Le système sanitaire nationale menacé…
Seule industrie pharmaceutique de manufacturing du Sénégal dans la mesure où elle fabrique des pro- duits, fait des mélanges de comprimés avant de les mettre sur le marché, l’arrêt de la production de médis va impacter sans doute le système sanitaire du pays. « Avec cette décision de Médis d’arrêter sa production et d’envoyer tout son personnel en chômage technique, je peux jurer que le président de la République va échouer avec sa Couverture de maladie universelle. Cela est indéniable dans la mesure où même quand Médis était là, l’Etat était obligé de sortir annuellement plus de 130 milliards de francs pour importer des médicaments. Et cela risque d’être pire avec la fermeture de cette entreprise », avertissent les interlocuteurs du Le Témoin.

Le personnel convoqué aujourd’hui au ministère de la Santé…

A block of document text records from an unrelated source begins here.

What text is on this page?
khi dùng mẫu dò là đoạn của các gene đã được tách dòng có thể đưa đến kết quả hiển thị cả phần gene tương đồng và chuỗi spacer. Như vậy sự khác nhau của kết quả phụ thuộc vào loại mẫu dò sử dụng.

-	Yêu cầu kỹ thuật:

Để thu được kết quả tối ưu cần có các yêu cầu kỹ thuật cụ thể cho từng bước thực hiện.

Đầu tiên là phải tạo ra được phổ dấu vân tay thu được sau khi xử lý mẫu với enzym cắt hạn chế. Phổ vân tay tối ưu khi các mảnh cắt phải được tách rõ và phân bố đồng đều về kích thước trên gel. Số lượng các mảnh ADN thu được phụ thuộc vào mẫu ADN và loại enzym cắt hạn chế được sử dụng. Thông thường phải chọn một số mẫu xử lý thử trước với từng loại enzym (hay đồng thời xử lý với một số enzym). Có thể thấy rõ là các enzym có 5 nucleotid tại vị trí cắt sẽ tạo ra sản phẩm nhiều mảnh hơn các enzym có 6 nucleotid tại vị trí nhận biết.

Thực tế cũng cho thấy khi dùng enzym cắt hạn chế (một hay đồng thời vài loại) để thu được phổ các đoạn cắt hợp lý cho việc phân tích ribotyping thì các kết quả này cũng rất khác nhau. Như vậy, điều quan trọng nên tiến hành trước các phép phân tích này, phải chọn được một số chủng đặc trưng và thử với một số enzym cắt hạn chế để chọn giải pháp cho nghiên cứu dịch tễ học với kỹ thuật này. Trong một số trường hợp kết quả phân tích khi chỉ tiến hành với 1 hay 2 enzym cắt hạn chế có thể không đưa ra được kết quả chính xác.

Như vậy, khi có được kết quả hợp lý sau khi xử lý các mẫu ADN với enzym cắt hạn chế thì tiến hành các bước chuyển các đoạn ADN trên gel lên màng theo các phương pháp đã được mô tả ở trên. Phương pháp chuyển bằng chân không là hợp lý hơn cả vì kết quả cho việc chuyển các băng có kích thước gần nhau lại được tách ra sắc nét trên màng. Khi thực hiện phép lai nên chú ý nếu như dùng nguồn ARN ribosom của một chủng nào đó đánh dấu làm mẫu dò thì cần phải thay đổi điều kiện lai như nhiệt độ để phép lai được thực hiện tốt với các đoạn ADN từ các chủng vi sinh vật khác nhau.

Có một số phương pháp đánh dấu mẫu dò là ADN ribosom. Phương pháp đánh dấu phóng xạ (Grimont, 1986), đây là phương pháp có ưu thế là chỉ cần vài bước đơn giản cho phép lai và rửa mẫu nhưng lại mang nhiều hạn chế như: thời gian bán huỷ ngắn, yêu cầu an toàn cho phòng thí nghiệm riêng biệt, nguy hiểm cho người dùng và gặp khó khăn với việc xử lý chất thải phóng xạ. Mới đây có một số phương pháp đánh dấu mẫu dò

Muet depuis le début de cette crise à Médis, le ministre de la Santé et de l’Action sociale, Abdoulaye Diouf Sarr a, sauf changement de dernière minute, convoqué ce vendredi les représentants du personnel pour échanger sans doute avec eux sur la crise qui sévit actuellement dans leur entreprise occasionnant leur chômage technique. Après le ministère de la Santé et de l’Action sociale, les dé- légués du personnel seront, informent les sources de nos confrères, mercredi prochain à l’Inspection générale du travail. M.

Aziz Cissé, directeur du site : « Chaque jour que Dieu fait, on accuse des gens… »
Joint au téléphone par Le Témoin, le directeur du site, M. Aziz Cissé, pense que dans des cas comme ça, c’est la Direction générale qui s’organise et choisit ceux qui devront parler en son nom. De ce fait, notre interlocuteur dit ne pas être en mesure de répondre à nos questions. Toutefois, il s’est exprimé après avoir été interpellé sur les malversations dans lesquelles il a été cité. « Je ne pourrais vraiment pas vous répondre. Nous sommes dans une entité organisée. C’est donc à l’entité de répondre à vos questions. Toutefois, vous savez bien que ce n’est pas la première fois qu’on accuse des gens sans fondement. Ce n’est pas parce qu’on vous accuse que c’est vrai », réplique M. Cissé qui  a invité le journal à se rapprocher des plus hauts responsables de Médis qui se trouveraient actuellement en Tunisie.